Cheniere Energy's cost of revenue is growing at a rate of 46.1% in contrast to 9.5% for operating expenses. Sales revenues, on the other hand, have experienced a 36.1% growth rate. As a result, the average gross margins growth is -15.8 and the average operating margins growth rate is -13.6, with coefficients of variability of 63.8% and 94.4% respectively.

Cheniere Energy Benefits From Positive Market Signals

The market sentiment regarding Cheniere Energy is overwhelmingly positive. The stock has an average rating of buy and target prices ranging from $236.0 to $173.0. LNG is trading -20.15% away from its target price of $198.84. 1.4% of the company's shares are tied to short positions, and 88.2% of the shares are held by institutional investors.

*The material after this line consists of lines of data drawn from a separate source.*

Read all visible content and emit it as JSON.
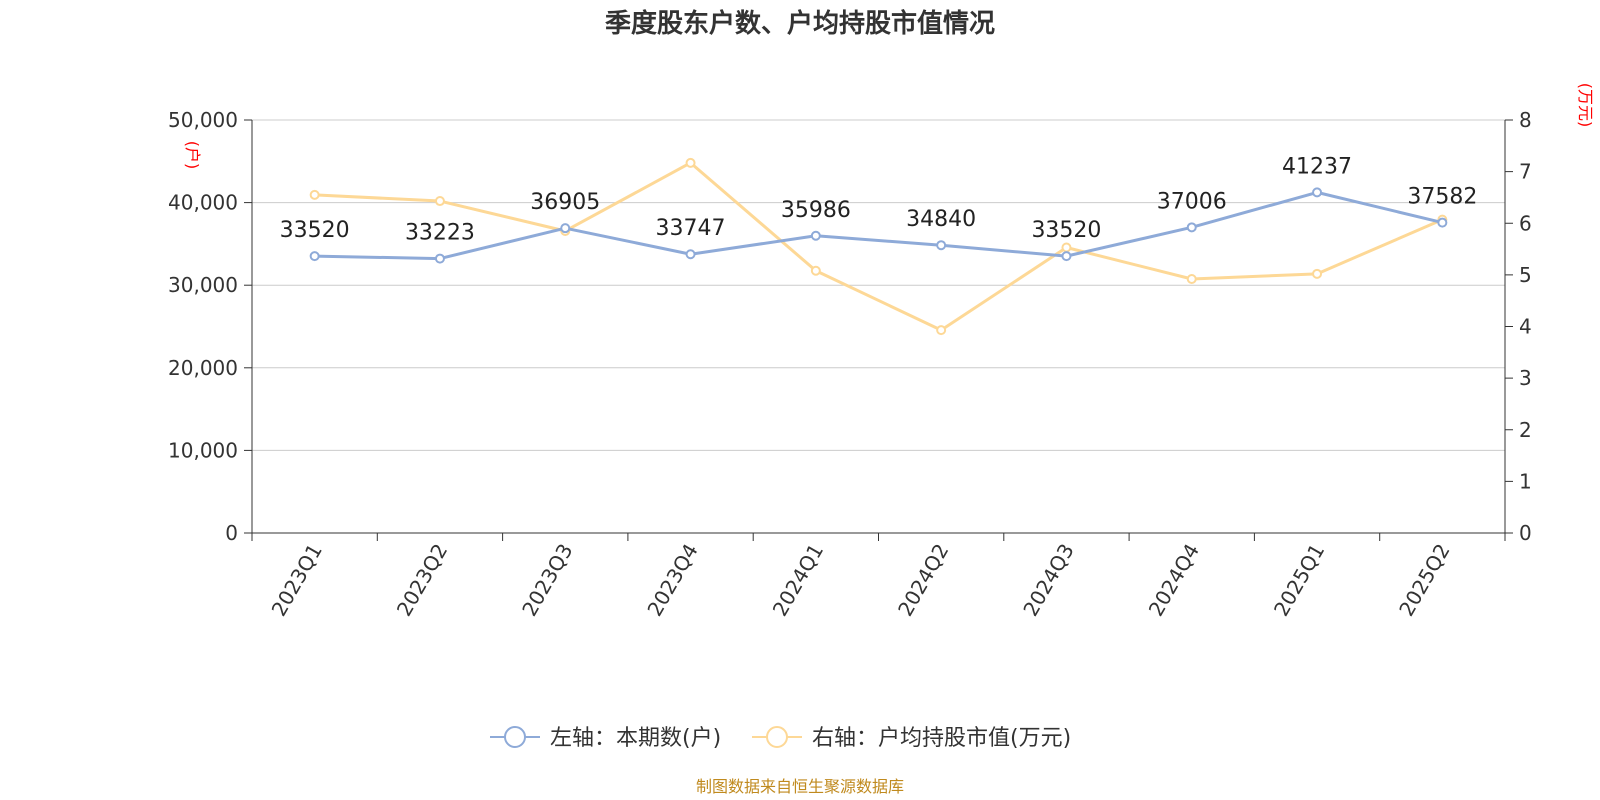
{
  "title": "季度股东户数、户均持股市值情况",
  "source": "制图数据来自恒生聚源数据库",
  "chart_data": {
    "type": "line",
    "categories": [
      "2023Q1",
      "2023Q2",
      "2023Q3",
      "2023Q4",
      "2024Q1",
      "2024Q2",
      "2024Q3",
      "2024Q4",
      "2025Q1",
      "2025Q2"
    ],
    "left_axis": {
      "unit": "(户)",
      "range": [
        0,
        50000
      ],
      "ticks": [
        "0",
        "10,000",
        "20,000",
        "30,000",
        "40,000",
        "50,000"
      ]
    },
    "right_axis": {
      "unit": "(万元)",
      "range": [
        0,
        8
      ],
      "ticks": [
        "0",
        "1",
        "2",
        "3",
        "4",
        "5",
        "6",
        "7",
        "8"
      ]
    },
    "grid": true,
    "legend_position": "bottom-center",
    "series": [
      {
        "name": "左轴：本期数(户)",
        "axis": "left",
        "color": "#8eaad8",
        "labels_visible": true,
        "values": [
          33520,
          33223,
          36905,
          33747,
          35986,
          34840,
          33520,
          37006,
          41237,
          37582
        ]
      },
      {
        "name": "右轴：户均持股市值(万元)",
        "axis": "right",
        "color": "#fdd896",
        "labels_visible": false,
        "values": [
          6.55,
          6.43,
          5.85,
          7.17,
          5.08,
          3.93,
          5.53,
          4.92,
          5.02,
          6.07
        ]
      }
    ]
  }
}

Date Reported Holder Percentage Shares Value
2023-03-31 Vanguard Group, Inc. (The) 10% 23,516,371 $3,733,929,358
2023-03-31 Blackrock Inc. 9% 22,604,099 $3,589,078,811
2023-03-31 FMR, LLC 5% 11,260,165 $1,787,888,984
2023-03-31 JP Morgan Chase & Company 3% 6,467,856 $1,026,966,167
2023-03-31 State Street Corporation 3% 6,460,391 $1,025,780,875
2023-03-31 Blackstone Inc 3% 6,167,974 $979,350,904
2023-03-31 Manufacturers Life Insurance Co. 2% 3,989,706 $633,485,513
2023-03-31 Tortoise Capital Advisors, LLC 1% 3,548,411 $563,416,694
2023-03-31 Morgan Stanley 1% 3,409,316 $541,331,190
2023-03-31 Geode Capital Management, LLC 1% 3,363,669 $534,083,359
The above analysis is intended for educational purposes only and was performed on the basis of publicly available data. It is not to be construed as a recommendation to buy or sell any security. Any buy, sell, or other recommendations mentioned in the article are direct quotations of consensus recommendations from the analysts covering the stock, and do not represent the opinions of Market Inference or its writers. Past performance, accounting data, and inferences about market position and corporate valuation are not reliable indicators of future price movements. Market Inference does not provide financial advice. Investors should conduct their own review and analysis of any company of interest before making an investment decision.